Он сказал себе, что сцена, которой он только что стал свидетелем — когда его ребенка окружали люди, а не роботы, и основополагающая верностьэтого — доказывала, что, несмотря ни на что, он принял произошедшие в обществе перемены. И даже больше: когда он смотрел на грозниевую шахту, которую теперь засыпали и последовательно распахивали, чтобы превратить ее в пшеничное поле, он понял, что ждет момента, когда станет хозяином большого сельскохозяйственного имения, как и его предки когда-то. И все же он никак не мог найти во всем арсенале своих убеждений не только каких-нибудь ответов, но ничего похожего на ответ.
Он был в положении человека, отыскивающего пищу в игрушечных и оружейных лавках.
Невольно, бессознательно для себя, он теперь во всякой книге, во всяком разговоре, во всяком человеке искал отношения к этим вопросам и разрешения их.

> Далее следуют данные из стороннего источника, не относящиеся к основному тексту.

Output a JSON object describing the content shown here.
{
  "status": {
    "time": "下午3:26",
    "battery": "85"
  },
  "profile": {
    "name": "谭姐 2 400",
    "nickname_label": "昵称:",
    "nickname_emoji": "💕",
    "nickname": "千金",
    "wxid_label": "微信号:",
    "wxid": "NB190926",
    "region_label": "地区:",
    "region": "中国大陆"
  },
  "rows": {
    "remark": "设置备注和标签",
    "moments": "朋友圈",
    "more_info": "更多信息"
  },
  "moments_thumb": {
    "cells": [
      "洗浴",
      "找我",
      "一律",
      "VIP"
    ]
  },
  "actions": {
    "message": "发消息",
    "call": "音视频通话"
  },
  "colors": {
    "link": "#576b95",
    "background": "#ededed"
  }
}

Более всего его при этом изумляло и расстраивало то, что большинство людей его круга и возраста, заменив, как и он, прежние верования такими же, как и он, новыми убеждениями, не видели в этом никакой беды и были совершенно довольны и спокойны. Так что, кроме главного вопроса, Левина мучили еще другие вопросы: искренни ли эти люди? не притворяются ли они?